S&P lowered the country’s foreign currency sovereign credit rating to BB-/B from BB/B — leaving it two notches below investment grade. The outlook on the rating is stable.
Our downgrade reflects our view that there is a risk of a hard landing for Turkey’s overheating, credit-fuelled economy. In our view, this is reflected in the rising imbalances in Turkey’s economy, most notably in its widening debt-financed current account deficit and high inflation. The ongoing weakness of the Turkish lira is not only fuelling inflation, but also amplifying risks related to Turkey’s high external debt.

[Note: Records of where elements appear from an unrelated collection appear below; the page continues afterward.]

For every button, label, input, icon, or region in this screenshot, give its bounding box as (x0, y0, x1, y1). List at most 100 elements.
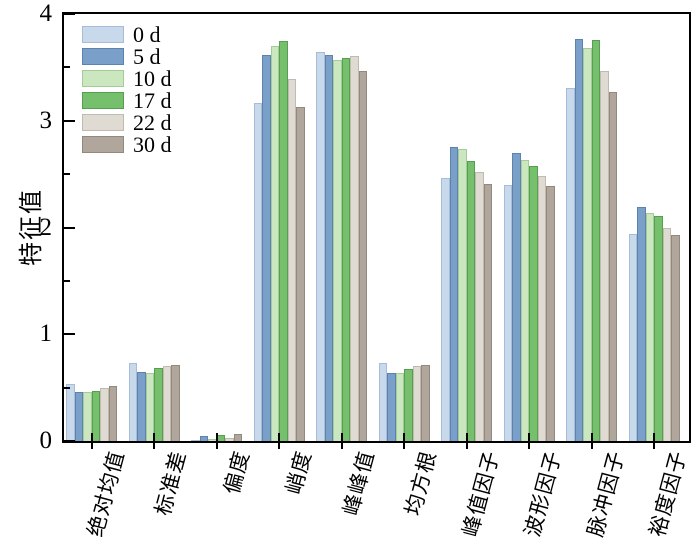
legend-label: 0 d (133, 22, 161, 47)
legend-swatch (82, 70, 124, 87)
bar (270, 46, 279, 441)
bar (574, 38, 583, 441)
x-tick-label-text: 波形因子 (520, 448, 567, 540)
x-tick (340, 433, 343, 449)
bar (645, 212, 654, 441)
y-major-tick (64, 226, 75, 229)
bar (671, 234, 680, 441)
legend-label: 10 d (133, 66, 172, 91)
bar (171, 365, 180, 441)
bar (537, 176, 546, 441)
bar (83, 391, 92, 441)
bar (137, 371, 146, 441)
y-tick-label: 4 (39, 0, 53, 27)
bar (378, 363, 387, 441)
bar (225, 437, 234, 441)
y-tick-label: 0 (39, 427, 53, 454)
x-tick-label-text: 均方根 (400, 448, 442, 518)
x-tick-label-text: 标准差 (150, 448, 192, 518)
bar (591, 39, 600, 441)
bar (483, 183, 492, 441)
y-minor-tick (64, 66, 70, 69)
bar (404, 369, 413, 441)
x-tick-label-text: 峰峰值 (338, 448, 379, 518)
bar (512, 152, 521, 441)
bar (100, 387, 109, 441)
bar (387, 372, 396, 441)
x-tick-label-text: 偏度 (218, 448, 254, 497)
bar (628, 233, 637, 441)
x-tick-label-text: 裕度因子 (645, 448, 692, 540)
x-tick-label-text: 峰值因子 (457, 448, 504, 540)
bar (199, 435, 208, 441)
bar (296, 106, 305, 441)
y-tick-label: 2 (39, 213, 53, 241)
plot-area (64, 13, 689, 449)
legend-swatch (82, 114, 124, 131)
bar (546, 185, 555, 441)
legend-swatch (82, 26, 124, 43)
legend-item: 5 d (82, 44, 172, 69)
bar (503, 184, 512, 441)
bar (262, 54, 271, 441)
bar (253, 102, 262, 441)
bar (287, 79, 296, 441)
y-major-tick (64, 333, 75, 336)
bar (91, 390, 100, 441)
bar (421, 365, 430, 441)
bar (341, 57, 350, 441)
bar (608, 91, 617, 441)
y-tick-label: 3 (39, 106, 53, 134)
bar (74, 391, 83, 441)
legend-label: 30 d (133, 132, 172, 157)
bar (412, 366, 421, 441)
legend-item: 0 d (82, 22, 172, 47)
legend-label: 22 d (133, 110, 172, 135)
bar (449, 147, 458, 441)
bar (191, 439, 200, 441)
x-tick (465, 433, 468, 449)
legend-item: 30 d (82, 132, 172, 157)
bar (162, 366, 171, 441)
x-tick (153, 433, 155, 449)
legend-swatch (82, 92, 124, 109)
bar (350, 55, 359, 441)
y-major-tick (64, 440, 75, 442)
bar (145, 372, 154, 441)
bar (600, 70, 609, 441)
bar (466, 161, 475, 441)
x-tick (215, 433, 218, 449)
bar (441, 178, 450, 441)
x-tick (528, 433, 530, 449)
bar (279, 40, 288, 441)
x-tick-label-text: 绝对均值 (82, 448, 129, 540)
plot-box (62, 12, 691, 449)
bar (154, 368, 163, 441)
bar (216, 434, 225, 441)
bar (66, 384, 75, 441)
legend-label: 5 d (133, 44, 161, 69)
bar (233, 433, 242, 441)
bar (654, 215, 663, 441)
legend-item: 17 d (82, 88, 172, 113)
x-tick (90, 433, 93, 449)
x-tick (590, 433, 593, 449)
bar (358, 70, 367, 441)
bar (583, 48, 592, 441)
y-minor-tick (64, 386, 70, 389)
bar (316, 52, 325, 441)
x-tick-label-text: 峭度 (281, 448, 317, 497)
legend-swatch (82, 48, 124, 65)
bar (128, 363, 137, 441)
bar (324, 54, 333, 441)
legend-label: 17 d (133, 88, 172, 113)
y-tick-label: 1 (39, 320, 53, 348)
x-tick-label-text: 脉冲因子 (582, 448, 629, 540)
bar (520, 160, 529, 441)
y-major-tick (64, 119, 75, 122)
y-minor-tick (64, 173, 70, 176)
y-major-tick (64, 13, 75, 15)
y-minor-tick (64, 279, 70, 282)
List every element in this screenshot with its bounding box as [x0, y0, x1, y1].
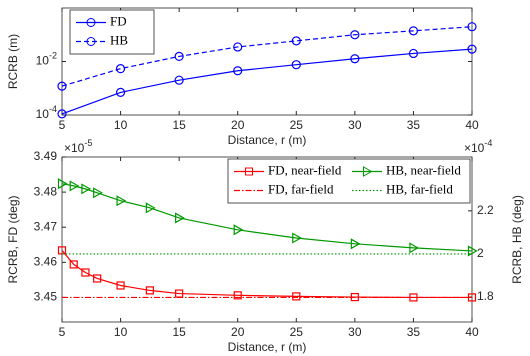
series-line	[61, 26, 473, 87]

Turkey last month lifted one of its main interest rates for the first time this year in an effort to staunch the lira’s losses. The lira is third worst performing emerging market currency, having shed more than 7.4 per cent against the US dollar this year. Inflation is currently running above 10 per cent, and S&P noted that the central bank has not met its 5 per cent inflation target since 2012.
Turkey’s president, Recep Tayyip Erdogan, last month called for early elections, bringing the nation’s parliamentary and presidential polls forward by more than a year.
Even after the elections, we do not expect a return to more prudent macroeconomic policies, as electoral considerations will continue to play a role in the run-up to local elections in March 2019.
The state of emergency will remain in place at least until the elections, de facto allowing the Turkish President to rule by decree. The prolonged state ofemergency and move toward the executive presidency underpins our concerns over centralised decision-making processes and an erosion of checks and balances.
S&P said the move was not part of its regularly scheduled updates. The next scheduled rating publication will occur in August.